Açıklaması şöyle. Pulsar, Kafka'nın rakibi.

Apache Pulsar, which was originally developed at Yahoo! and donated to the Apache Software Foundation in 2016, was designed to take advantage of modern systems design while at the same time supporting traditional message exchange patterns. Pulsar is a distributed system that uses a log-structured storage architecture and is designed to provide high scalability and low latency.

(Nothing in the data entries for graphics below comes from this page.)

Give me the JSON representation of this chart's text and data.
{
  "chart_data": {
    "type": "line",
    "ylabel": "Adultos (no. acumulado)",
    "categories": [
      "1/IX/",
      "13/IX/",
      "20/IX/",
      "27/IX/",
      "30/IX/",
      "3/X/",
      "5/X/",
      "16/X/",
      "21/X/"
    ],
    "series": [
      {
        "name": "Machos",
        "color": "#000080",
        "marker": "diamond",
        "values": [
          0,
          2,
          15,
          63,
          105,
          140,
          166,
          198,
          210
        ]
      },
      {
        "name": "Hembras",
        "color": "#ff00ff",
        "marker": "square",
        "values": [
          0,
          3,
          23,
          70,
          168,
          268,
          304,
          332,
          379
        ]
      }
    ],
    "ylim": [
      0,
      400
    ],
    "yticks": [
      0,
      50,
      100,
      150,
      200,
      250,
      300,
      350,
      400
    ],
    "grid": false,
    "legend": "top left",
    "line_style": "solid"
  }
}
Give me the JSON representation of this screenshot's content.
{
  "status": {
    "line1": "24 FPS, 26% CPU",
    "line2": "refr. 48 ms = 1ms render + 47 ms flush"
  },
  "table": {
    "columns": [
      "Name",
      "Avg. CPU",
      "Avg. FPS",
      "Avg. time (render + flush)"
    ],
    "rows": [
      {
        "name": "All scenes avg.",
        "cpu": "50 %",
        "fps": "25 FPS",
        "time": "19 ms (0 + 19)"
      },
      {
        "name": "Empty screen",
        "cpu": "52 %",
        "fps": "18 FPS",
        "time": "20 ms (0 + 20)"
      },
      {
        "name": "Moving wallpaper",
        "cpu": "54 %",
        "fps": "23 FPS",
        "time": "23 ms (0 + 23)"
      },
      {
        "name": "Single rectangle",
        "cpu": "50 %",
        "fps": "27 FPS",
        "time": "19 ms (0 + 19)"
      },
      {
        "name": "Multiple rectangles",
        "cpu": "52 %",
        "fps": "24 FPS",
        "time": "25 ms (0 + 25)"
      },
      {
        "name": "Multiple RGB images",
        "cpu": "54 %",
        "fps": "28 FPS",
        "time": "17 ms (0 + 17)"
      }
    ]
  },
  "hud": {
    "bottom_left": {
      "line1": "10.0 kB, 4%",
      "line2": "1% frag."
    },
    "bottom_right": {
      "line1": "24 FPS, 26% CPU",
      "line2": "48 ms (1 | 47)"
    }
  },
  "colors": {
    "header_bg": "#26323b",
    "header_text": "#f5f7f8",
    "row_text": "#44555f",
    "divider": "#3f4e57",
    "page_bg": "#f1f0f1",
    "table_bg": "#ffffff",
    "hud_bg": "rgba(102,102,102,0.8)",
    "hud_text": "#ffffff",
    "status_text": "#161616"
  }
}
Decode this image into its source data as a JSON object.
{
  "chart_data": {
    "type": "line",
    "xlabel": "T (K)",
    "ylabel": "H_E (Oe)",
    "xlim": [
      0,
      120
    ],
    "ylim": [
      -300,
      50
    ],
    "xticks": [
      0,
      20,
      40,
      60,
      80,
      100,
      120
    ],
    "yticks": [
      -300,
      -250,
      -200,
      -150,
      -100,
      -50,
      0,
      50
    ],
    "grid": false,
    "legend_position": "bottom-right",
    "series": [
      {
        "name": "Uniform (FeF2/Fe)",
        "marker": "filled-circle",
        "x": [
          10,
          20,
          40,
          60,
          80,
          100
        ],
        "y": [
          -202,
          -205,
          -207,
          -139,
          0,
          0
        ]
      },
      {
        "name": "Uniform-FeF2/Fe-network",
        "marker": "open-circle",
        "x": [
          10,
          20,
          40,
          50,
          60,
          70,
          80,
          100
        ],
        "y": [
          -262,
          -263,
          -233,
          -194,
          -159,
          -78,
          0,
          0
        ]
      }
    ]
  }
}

What’s really revolutionary about Pulsar is that it was explicitly designed to handle the requirements of both modern streaming and the traditional broker on a single platform. This means that Pulsar has several features that will sound familiar to users of traditional message brokers, such as tracking of unacknowledged messages, redelivery of messages, and individual message acknowledgements. Pulsar supports these features at the same time providing the high performance and scalability expected of a modern streaming platform.

On top of all that, because Pulsar emerged from an internet-scale enterprise, it also supports enterprise-grade features such as multi-tenancy and geo-replication.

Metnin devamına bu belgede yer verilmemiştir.